Across the country, law enforcement agencies are struggling with recruiting and retaining new officers, according to a new report from the Police Executive Research Forum, a think tank focused on policing research and policy.
Locally, the Spokane Police Department is also struggling with recruitment.
The report, which was released this month, highlights three specific trends among law enforcement agencies — including city police agencies and county sheriff's offices — surveyed by the organization: Decreasing applications for police officer positions, more officers leaving their jobs to find careers outside of law enforcement, and a growing number of current officers becoming eligible for retirement.
"The workforce crisis is affecting law enforcement agencies of all sizes and types — large, medium, and small; local, state, and federal," the report reads. "And it is hitting departments in all parts of the country."

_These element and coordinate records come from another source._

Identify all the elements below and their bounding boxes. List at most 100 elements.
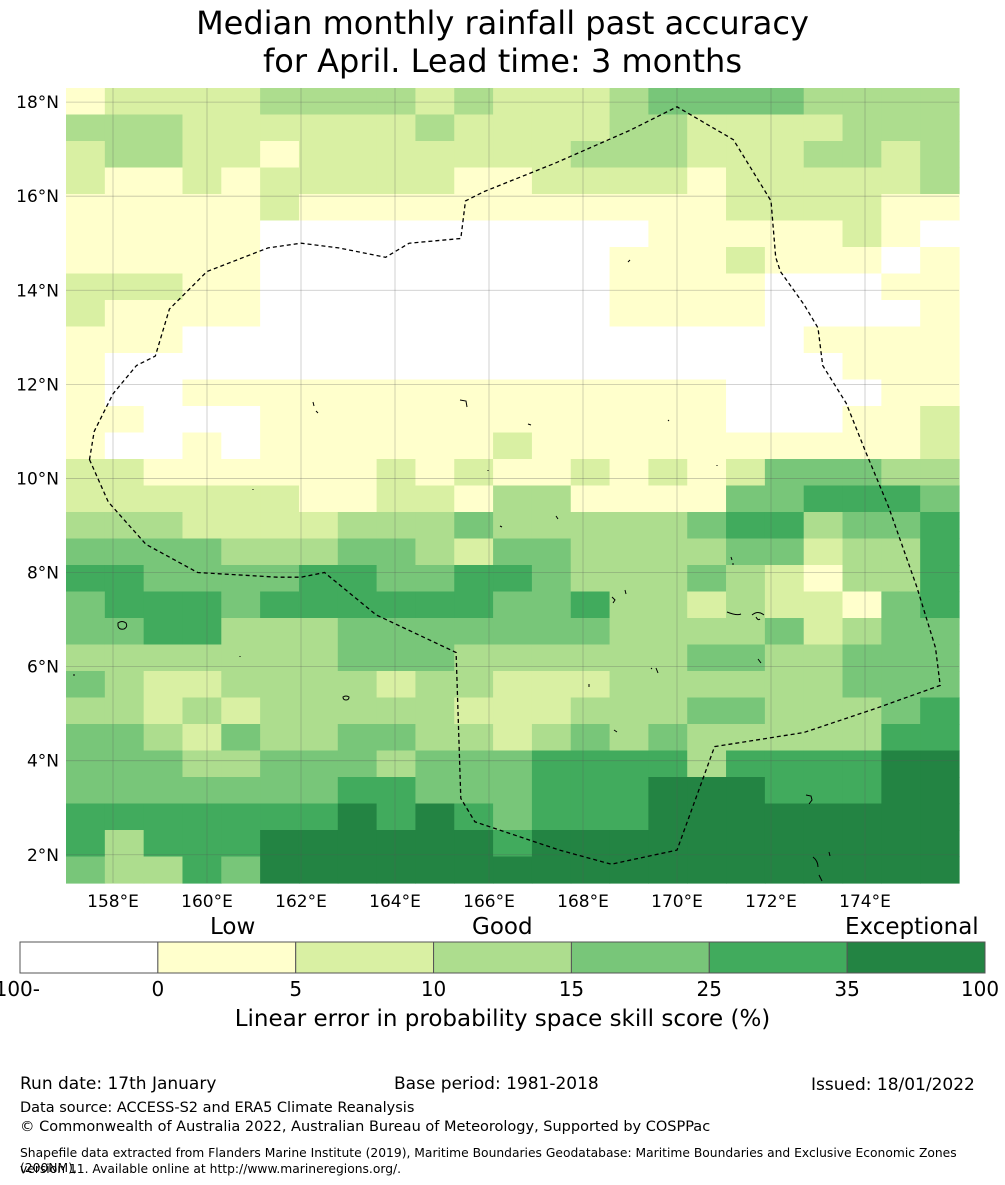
grid-cell — [726, 591, 766, 619]
grid-cell — [337, 459, 378, 487]
grid-cell — [920, 671, 960, 699]
grid-cell — [182, 379, 222, 407]
grid-cell — [570, 459, 611, 487]
grid-cell — [920, 432, 960, 460]
longitude-tick-label: 168°E — [557, 892, 609, 912]
grid-cell — [764, 591, 805, 619]
grid-cell — [260, 830, 300, 858]
grid-cell — [182, 538, 222, 566]
grid-cell — [454, 300, 494, 328]
colorbar-bin — [846, 941, 986, 974]
grid-cell — [221, 114, 261, 142]
grid-cell — [182, 432, 222, 460]
grid-cell — [648, 671, 688, 699]
grid-cell — [687, 777, 727, 805]
grid-cell — [648, 485, 688, 513]
grid-cell — [920, 459, 960, 487]
copyright: © Commonwealth of Australia 2022, Austra… — [20, 1119, 711, 1135]
grid-cell — [104, 671, 145, 699]
grid-cell — [298, 247, 339, 275]
grid-cell — [726, 141, 766, 169]
grid-cell — [221, 247, 261, 275]
grid-cell — [182, 406, 222, 434]
grid-cell — [260, 485, 300, 513]
grid-cell — [104, 856, 145, 884]
grid-cell — [104, 485, 145, 513]
grid-cell — [570, 432, 611, 460]
grid-cell — [104, 88, 145, 116]
grid-cell — [648, 194, 688, 222]
grid-cell — [842, 724, 882, 752]
issued-date: Issued: 18/01/2022 — [811, 1075, 975, 1095]
grid-cell — [260, 565, 300, 593]
grid-cell — [687, 591, 727, 619]
grid-cell — [221, 618, 261, 646]
grid-cell — [182, 591, 222, 619]
grid-cell — [609, 565, 649, 593]
grid-cell — [609, 273, 649, 301]
grid-cell — [182, 353, 222, 381]
grid-cell — [182, 247, 222, 275]
grid-cell — [415, 247, 455, 275]
grid-cell — [415, 273, 455, 301]
longitude-tick-label: 164°E — [369, 892, 421, 912]
grid-cell — [842, 750, 882, 778]
grid-cell — [182, 141, 222, 169]
grid-cell — [803, 220, 844, 248]
grid-cell — [648, 247, 688, 275]
grid-cell — [726, 618, 766, 646]
grid-cell — [726, 803, 766, 831]
grid-cell — [376, 856, 417, 884]
grid-cell — [415, 88, 455, 116]
grid-cell — [376, 432, 417, 460]
grid-cell — [66, 512, 106, 540]
colorbar-tick: 0 — [151, 977, 165, 1001]
grid-cell — [104, 803, 145, 831]
grid-cell — [104, 194, 145, 222]
grid-cell — [415, 591, 455, 619]
grid-cell — [687, 618, 727, 646]
grid-cell — [570, 538, 611, 566]
grid-cell — [531, 512, 572, 540]
grid-cell — [531, 724, 572, 752]
grid-cell — [570, 565, 611, 593]
grid-cell — [687, 644, 727, 672]
grid-cell — [881, 671, 921, 699]
grid-cell — [415, 830, 455, 858]
grid-cell — [221, 591, 261, 619]
grid-cell — [143, 750, 184, 778]
grid-cell — [920, 724, 960, 752]
grid-cell — [609, 220, 649, 248]
grid-cell — [298, 644, 339, 672]
grid-cell — [493, 273, 533, 301]
skill-grid-cells — [66, 88, 960, 884]
grid-cell — [920, 326, 960, 354]
grid-cell — [415, 141, 455, 169]
grid-cell — [104, 220, 145, 248]
grid-cell — [881, 803, 921, 831]
grid-cell — [66, 379, 106, 407]
grid-cell — [531, 671, 572, 699]
shapefile-credit-line-1: Shapefile data extracted from Flanders M… — [20, 1146, 957, 1175]
grid-cell — [454, 830, 494, 858]
grid-cell — [104, 247, 145, 275]
grid-cell — [531, 538, 572, 566]
grid-cell — [221, 830, 261, 858]
grid-cell — [104, 565, 145, 593]
grid-cell — [881, 326, 921, 354]
grid-cell — [803, 618, 844, 646]
grid-cell — [493, 777, 533, 805]
grid-cell — [726, 379, 766, 407]
grid-cell — [609, 141, 649, 169]
colorbar-label: Linear error in probability space skill … — [234, 1006, 771, 1032]
grid-cell — [609, 803, 649, 831]
grid-cell — [764, 538, 805, 566]
grid-cell — [609, 644, 649, 672]
grid-cell — [842, 697, 882, 725]
grid-cell — [376, 167, 417, 195]
grid-cell — [726, 485, 766, 513]
grid-cell — [842, 803, 882, 831]
grid-cell — [376, 538, 417, 566]
grid-cell — [726, 565, 766, 593]
grid-cell — [182, 114, 222, 142]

Sixty-three percent of the 411 law enforcement agencies that responded to the Police Executive Research Forum's survey reported a decrease in the number of applicants for police officers in the past five years. The Nashville Police Department, for instance, reported a 60 percent decrease in applications through their online portal since 2010. Smaller agencies are also reporting similar issues: The Liberty Lake Police Department, which consists of 11 full-time officers, reportedly only received five applications for two open positions, compared to 70 applicants for one position a decade ago.
The trend is reflected locally, according to Spokane Police Chief Meidl: "We are now experiencing what the rest of the nation is experiencing in terms of applications," he tells the Inlander.
He says that two decades ago, there would be upwards of "1,000 people" applying for two open positions at the Spokane Police Department. Fast forward to 2019, where his office currently has only 70 applicants for seven open positions. And most of those applicants are going to get disqualified for one reason or another, such as issues to arise in background checks.
"While 70 sounds like a lot, statistically, we may get six or seven [people] out of that list," Meidl says. "We select one out of 10 to 12 applicants out of the list."
The report chalks the declining application numbers to a variety of factors, including a robust national economy with a low unemployment rate, a shrinking number of people leaving active military service — a demographic that typically serves as pool for law enforcement recruitment — and competition for labor among police departments. Additionally, the report also notes that the hiring criteria for new officers is becoming steeper as the nature of police work changes: New officers must be comfortable with new technology and dealing with social problems, such as drug addiction, mental illness and homelessness.
"You have a job that takes a special skill set," Meidl says. "It’s not just law enforcement: it’s social outreach, it’s problem solving, it’s dispute resolution."
"Even as police departments are struggling to get enough applicants in the door, they need to be raising the bar and looking for applicants with a wider array of talents and skills," the report reads.
Decreasing retention rates also becoming an issue for law enforcement. Among the voluntary officer resignations reported by the surveyed agencies, 29 percent occurred within the officer's first year, while 40 percent took place between the officer's first year anniversary and fifth year of service — meaning that a majority of resignations occurred within five years of an officer joining a department. Additionally, agencies reported that officers leaving departments to pursue careers outside of law enforcement was the second most common reason for resignation cited in exit interviews. (The most frequently reported reason was a transfer to another law enforcement agency.)
Meidl says that the Spokane Police Department may be behind the curve on this trend: "People are retiring out of SPD. We don't see a huge outflow of people deciding 'this isn't for me.'"
He adds that his department will need to hire over 40 officers through 2020 due to a combination of retirements and newly funded positions from the public safety levy, which voters approved in early 2019.